English musician (born 1944)

Martyn Ford (born 28 April 1944) is an English musician, best known for his orchestral contributions to rock music albums of the 1970s and 1980s.

Born in Rugby, Warwickshire, Ford was originally classically trained; he studied French horn at the Royal Academy of Music. While in his senior year there, he formed his own orchestra, which debuted at the Royal Albert Hall a few months after he graduated. He then found work as an arranger and conductor for releases by Caravan, Barclay James Harvest, Bryan Ferry, Ginger Baker, Johnny Nash, Three Man Army, Japan and Elton John, as well as for the soundtrack for the film Tommy. He also played horn for the Spencer Davis Group early in the decade.
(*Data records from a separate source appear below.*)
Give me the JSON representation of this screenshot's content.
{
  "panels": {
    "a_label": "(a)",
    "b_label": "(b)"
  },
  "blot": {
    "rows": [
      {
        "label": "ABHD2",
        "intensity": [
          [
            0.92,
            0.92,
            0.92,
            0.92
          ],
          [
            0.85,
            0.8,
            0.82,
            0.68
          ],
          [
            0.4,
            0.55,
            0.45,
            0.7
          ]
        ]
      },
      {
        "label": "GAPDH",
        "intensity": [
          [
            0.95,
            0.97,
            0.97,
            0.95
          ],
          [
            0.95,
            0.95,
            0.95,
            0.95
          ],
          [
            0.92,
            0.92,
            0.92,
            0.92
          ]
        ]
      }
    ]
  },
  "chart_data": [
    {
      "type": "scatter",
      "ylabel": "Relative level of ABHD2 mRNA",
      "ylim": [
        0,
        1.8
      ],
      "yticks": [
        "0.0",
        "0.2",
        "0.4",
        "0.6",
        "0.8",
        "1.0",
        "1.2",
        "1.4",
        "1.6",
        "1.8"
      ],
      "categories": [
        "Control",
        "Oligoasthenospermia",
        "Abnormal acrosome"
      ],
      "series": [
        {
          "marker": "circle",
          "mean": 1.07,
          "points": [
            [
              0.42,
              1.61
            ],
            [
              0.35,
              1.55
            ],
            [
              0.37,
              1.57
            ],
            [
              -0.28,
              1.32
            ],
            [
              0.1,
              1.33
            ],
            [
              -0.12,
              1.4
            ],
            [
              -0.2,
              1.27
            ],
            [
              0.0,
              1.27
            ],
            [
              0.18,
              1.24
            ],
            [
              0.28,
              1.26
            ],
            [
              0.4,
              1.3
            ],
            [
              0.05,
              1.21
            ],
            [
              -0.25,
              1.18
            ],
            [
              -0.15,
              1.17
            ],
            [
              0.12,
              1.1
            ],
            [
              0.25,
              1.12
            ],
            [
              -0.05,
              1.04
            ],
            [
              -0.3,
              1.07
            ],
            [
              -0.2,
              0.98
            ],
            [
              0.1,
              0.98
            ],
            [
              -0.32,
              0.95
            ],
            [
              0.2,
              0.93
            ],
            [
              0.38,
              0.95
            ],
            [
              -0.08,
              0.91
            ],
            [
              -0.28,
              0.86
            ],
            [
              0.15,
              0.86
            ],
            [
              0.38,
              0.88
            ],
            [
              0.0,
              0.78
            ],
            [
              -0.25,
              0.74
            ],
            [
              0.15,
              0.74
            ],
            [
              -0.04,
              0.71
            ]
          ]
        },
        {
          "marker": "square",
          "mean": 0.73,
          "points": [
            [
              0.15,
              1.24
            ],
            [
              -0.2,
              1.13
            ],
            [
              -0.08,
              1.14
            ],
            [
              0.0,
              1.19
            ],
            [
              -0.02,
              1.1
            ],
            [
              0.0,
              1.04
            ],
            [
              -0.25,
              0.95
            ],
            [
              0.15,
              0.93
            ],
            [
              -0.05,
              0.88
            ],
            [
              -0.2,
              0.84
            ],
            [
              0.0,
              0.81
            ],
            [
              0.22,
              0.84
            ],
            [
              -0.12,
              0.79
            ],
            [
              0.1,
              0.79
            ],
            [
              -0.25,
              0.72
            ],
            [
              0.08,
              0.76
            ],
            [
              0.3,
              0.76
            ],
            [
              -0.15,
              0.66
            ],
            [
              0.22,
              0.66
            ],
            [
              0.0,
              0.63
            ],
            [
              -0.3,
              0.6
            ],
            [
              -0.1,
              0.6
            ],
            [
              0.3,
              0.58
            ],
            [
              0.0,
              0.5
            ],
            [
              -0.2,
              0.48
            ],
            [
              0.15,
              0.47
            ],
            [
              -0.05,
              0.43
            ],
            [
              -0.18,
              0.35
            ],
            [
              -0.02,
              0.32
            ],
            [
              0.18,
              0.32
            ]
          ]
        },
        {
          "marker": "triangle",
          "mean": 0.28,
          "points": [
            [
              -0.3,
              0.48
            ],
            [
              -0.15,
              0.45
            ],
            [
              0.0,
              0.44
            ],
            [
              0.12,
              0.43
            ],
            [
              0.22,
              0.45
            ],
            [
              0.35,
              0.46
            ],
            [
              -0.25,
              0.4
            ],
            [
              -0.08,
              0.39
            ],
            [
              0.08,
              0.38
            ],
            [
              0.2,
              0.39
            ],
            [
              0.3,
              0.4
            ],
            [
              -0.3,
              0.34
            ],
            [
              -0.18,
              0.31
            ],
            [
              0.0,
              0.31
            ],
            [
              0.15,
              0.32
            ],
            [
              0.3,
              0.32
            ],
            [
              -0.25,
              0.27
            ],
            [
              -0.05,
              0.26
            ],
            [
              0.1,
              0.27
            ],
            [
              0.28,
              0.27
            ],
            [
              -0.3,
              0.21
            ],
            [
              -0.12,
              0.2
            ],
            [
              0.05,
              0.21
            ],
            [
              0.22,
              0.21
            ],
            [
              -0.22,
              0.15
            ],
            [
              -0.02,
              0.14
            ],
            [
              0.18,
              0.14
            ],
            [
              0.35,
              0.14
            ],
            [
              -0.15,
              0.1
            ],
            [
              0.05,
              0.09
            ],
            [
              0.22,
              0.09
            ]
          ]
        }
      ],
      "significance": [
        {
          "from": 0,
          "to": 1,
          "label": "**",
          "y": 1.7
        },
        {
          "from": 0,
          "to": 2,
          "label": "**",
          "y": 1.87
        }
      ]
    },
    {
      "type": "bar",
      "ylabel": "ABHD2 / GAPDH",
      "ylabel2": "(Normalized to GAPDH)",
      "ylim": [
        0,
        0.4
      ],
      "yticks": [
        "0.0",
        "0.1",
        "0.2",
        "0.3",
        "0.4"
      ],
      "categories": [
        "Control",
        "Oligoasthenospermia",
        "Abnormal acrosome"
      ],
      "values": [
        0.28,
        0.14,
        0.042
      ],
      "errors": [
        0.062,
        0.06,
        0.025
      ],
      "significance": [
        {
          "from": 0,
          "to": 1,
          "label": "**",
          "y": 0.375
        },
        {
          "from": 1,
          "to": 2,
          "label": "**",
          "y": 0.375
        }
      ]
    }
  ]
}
He also recorded on his own as the Martyn Ford Orchestra; his 1976 album Smoovin featured Mike Moran, Ann Odell, Simon Phillips, Morris Pert, John Gustafson and Mel Collins. It also spawned a hit in the UK Singles Chart, "Let Your Body Go Downtown", which peaked at No. 38 in 1977 and No. 34 on the NME singles chart. The song was written by Lynsey de Paul and Moran, who also wrote the follow-up single "Going to a Disco", which failed to reach the UK chart in the summer of 1977.

In the 1980s, he worked with Kate Bush, Phil Collins and Dave Davies, amongst others.